The Power of a Quaker Education

Quakers have long considered education to be a spiritual endeavor. Westtown School, founded by the Religious Society of Friends in 1799, continues to act on this belief. In providing students with a well-rounded education, from math to social studies to dance, we emphasize that Truth may come from any corner of the room, and that the unique qualities of each child are an expression of the Inner Light, which is the spark of divinity that resides in each of us. We believe that spiritual engagement is critical to each student’s journey towards success and fulfillment, meaningful relationships with others, and a positive impact on the world. The expression Purpose, Illuminated reflects our understanding that the quest for purpose in life is advanced by recognition of the Inner Light.

Photo of our Quaker Meeting House
Photo of students entering our Quaker Meeting House

These ideals are central to the mission and vision of the school and are evident in how we design academic, social, and residential curricula, how we make decisions, and in how we relate to and nurture our students. Students are called upon to discover their own voices and interests. Because we are guided by Quaker principles, we are committed to education that focuses on:

  • Personal integrity
  • Spiritual growth and religious awareness
  • Simplicity
  • Equity and belonging
  • Service
  • Community
  • Stewardship
  • Social responsibility, justice, and peacemaking

While Quaker values are inherent in all we do, we do not proselytizeWe do not seek to convert others to the religion of Quakers — also known as the Society of Friends. So how are Quaker values at the core of Westtown’s educational program in a way that speaks to all students and teachers while honoring each individual’s own faith traditions? Here are some of the ways:

Weekly Quaker Meeting for Worship is required. “Meeting,” as it is often known,  is a deceptively simple experience. Community members enter the Meeting House — a building with no religious symbols or decoration — in silence. As people settle into quiet reflection, they discover an oasis away from the noise and motion of life. There is no pastor or sermon, as Quakers believe that individuals do not need an intermediary between themselves and the Divine, and that all have access to God and to Truth. Sometimes a person gains insight from the shared silence and is moved to communicate it with the group by rising and speaking. It is through this silence, even because of it, that those of any faith can worship in this setting.

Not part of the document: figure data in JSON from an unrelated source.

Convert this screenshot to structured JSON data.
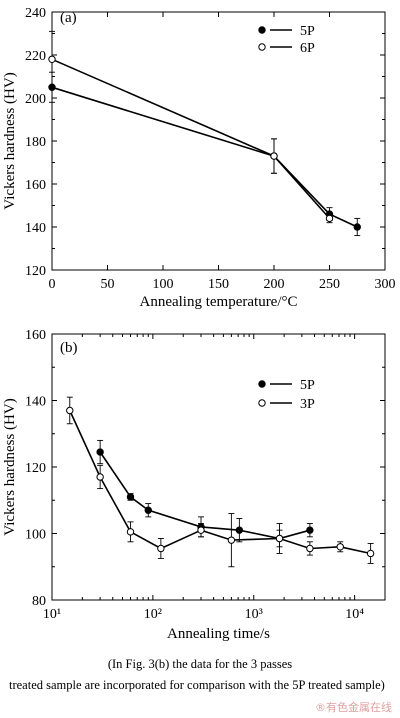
{
  "chart_data": [
    {
      "type": "line",
      "panel_label": "(a)",
      "xlabel": "Annealing temperature/°C",
      "ylabel": "Vickers hardness (HV)",
      "xlim": [
        0,
        300
      ],
      "ylim": [
        120,
        240
      ],
      "xticks": [
        0,
        50,
        100,
        150,
        200,
        250,
        300
      ],
      "yticks": [
        120,
        140,
        160,
        180,
        200,
        220,
        240
      ],
      "x_scale": "linear",
      "legend_position": "top-right",
      "series": [
        {
          "name": "5P",
          "marker": "filled-circle",
          "x": [
            0,
            200,
            250,
            275
          ],
          "y": [
            205,
            173,
            146,
            140
          ],
          "err": [
            7,
            8,
            3,
            4
          ]
        },
        {
          "name": "6P",
          "marker": "open-circle",
          "x": [
            0,
            200,
            250
          ],
          "y": [
            218,
            173,
            144
          ],
          "err": [
            13,
            8,
            2
          ]
        }
      ]
    },
    {
      "type": "line",
      "panel_label": "(b)",
      "xlabel": "Annealing time/s",
      "ylabel": "Vickers hardness (HV)",
      "xlim": [
        10,
        20000
      ],
      "ylim": [
        80,
        160
      ],
      "xticks": [
        10,
        100,
        1000,
        10000
      ],
      "xtick_labels": [
        "10¹",
        "10²",
        "10³",
        "10⁴"
      ],
      "yticks": [
        80,
        100,
        120,
        140,
        160
      ],
      "x_scale": "log",
      "legend_position": "top-right",
      "series": [
        {
          "name": "5P",
          "marker": "filled-circle",
          "x": [
            30,
            60,
            90,
            300,
            720,
            1800,
            3600
          ],
          "y": [
            124.5,
            111,
            107,
            102,
            101,
            98.5,
            101
          ],
          "err": [
            3.5,
            1,
            2,
            3,
            3.5,
            4.5,
            2
          ]
        },
        {
          "name": "3P",
          "marker": "open-circle",
          "x": [
            15,
            30,
            60,
            120,
            300,
            600,
            1800,
            3600,
            7200,
            14400
          ],
          "y": [
            137,
            117,
            100.5,
            95.5,
            101,
            98,
            98.5,
            95.5,
            96,
            94
          ],
          "err": [
            4,
            3.5,
            3,
            3,
            2,
            8,
            2.5,
            2,
            1.5,
            3
          ]
        }
      ]
    }
  ],
  "caption": {
    "line1": "(In Fig. 3(b) the data for the 3 passes",
    "line2": "treated sample are incorporated for comparison with the 5P treated sample)"
  },
  "watermark": "®有色金属在线"
}
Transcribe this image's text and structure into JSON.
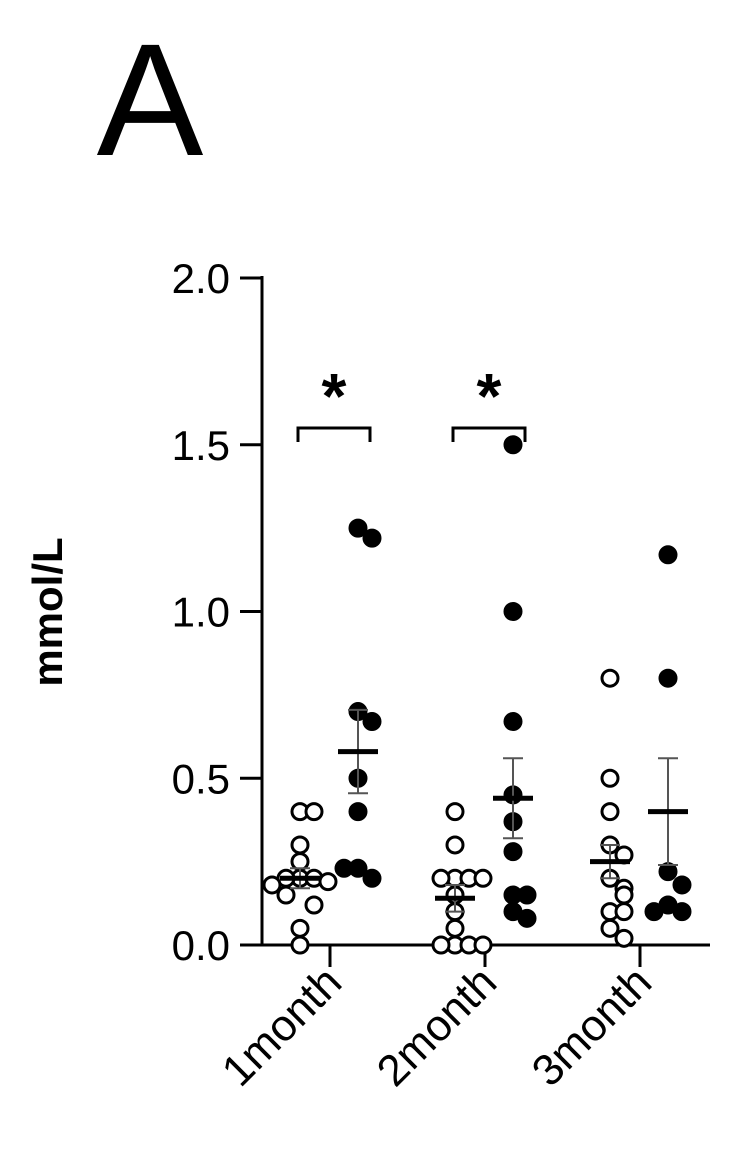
{
  "chart_data": {
    "type": "dot",
    "panel_label": "A",
    "ylabel": "mmol/L",
    "categories": [
      "1month",
      "2month",
      "3month"
    ],
    "annotations": [
      "*",
      "*",
      null
    ],
    "ylim": [
      0,
      2.0
    ],
    "yticks": [
      {
        "value": 0,
        "label": "0.0"
      },
      0.5,
      {
        "value": 1,
        "label": "1.0"
      },
      1.5,
      {
        "value": 2,
        "label": "2.0"
      }
    ],
    "series": [
      {
        "marker": "open",
        "color": "#000000",
        "values": [
          [
            0.4,
            0.4,
            0.3,
            0.25,
            0.2,
            0.2,
            0.2,
            0.19,
            0.18,
            0.15,
            0.12,
            0.05,
            0.0
          ],
          [
            0.4,
            0.3,
            0.2,
            0.2,
            0.2,
            0.2,
            0.15,
            0.1,
            0.05,
            0.0,
            0.0,
            0.0,
            0.0
          ],
          [
            0.8,
            0.5,
            0.4,
            0.3,
            0.27,
            0.2,
            0.17,
            0.15,
            0.1,
            0.1,
            0.05,
            0.02
          ]
        ],
        "means": [
          0.2,
          0.14,
          0.25
        ],
        "sems": [
          0.03,
          0.04,
          0.05
        ]
      },
      {
        "marker": "filled",
        "color": "#000000",
        "values": [
          [
            1.25,
            1.22,
            0.7,
            0.67,
            0.5,
            0.4,
            0.23,
            0.2,
            0.23
          ],
          [
            1.5,
            1.0,
            0.67,
            0.45,
            0.37,
            0.28,
            0.15,
            0.15,
            0.1,
            0.08
          ],
          [
            1.17,
            0.8,
            0.22,
            0.18,
            0.12,
            0.1,
            0.1
          ]
        ],
        "means": [
          0.58,
          0.44,
          0.4
        ],
        "sems": [
          0.125,
          0.12,
          0.16
        ]
      }
    ]
  }
}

Quakers believe there is that of God within every person. This is demonstrated in Westtown classrooms as teachers nurture the best in each child, and children accept and respect one another. Students feel seen and heard, their gifts and talents fostered. Because of the basic premise that the inner light exists in us all, everyone’s contributions are both valued and expected.

Our graduates come away with the sense that their education has been a shared endeavor among themselves, their peers, and their teachers. In discussion-based, seminar-style classes, Westtown students encounter open-mindedness and the space to exercise critical thinking skills.

Quaker education at Westtown means students are empowered to agents of change. Students’ worldviews are expanded by deep explorations of a multiplicity of voices in history, literature, religion, and art. They consider issues of peace and war, racism, injustice and law, violence and nonviolence, ethics, and the environment. They are challenged to see their own place in these issues and in the world. They are encouraged to use their talents and enthusiasm to seek solutions for a just and compassionate future. Our students develop a strong sense of social justice and the courage to act with confidence, conscience, and conviction.

The Quaker belief of the “Inner Light” or that of God in each of us creates an atmosphere of acceptance and openness. Students are led by example not only to respect the identities, perspectives, and talents of others in the community but also to learn from them. Westtown is culturally, religiously, racially, ethnically, and socio-economically diverse and we are deeply enriched by this diversity.

When asked about Westtown’s greatest strengths, young alums often talk about the quality of the academic program and a profound sense of community. Being a responsible and active member of one’s community is fostered even from the youngest grades. Service learning and volunteerism, the Work Program, and a curricular focus on respect for others, personal responsibility, and community throughout the divisions engenders a sense of responsibility toward – and belonging to – both the school community and the global community. Our boarding program sets Westtown apart as it challenges students to live, learn, and work together within a richly diverse residential setting.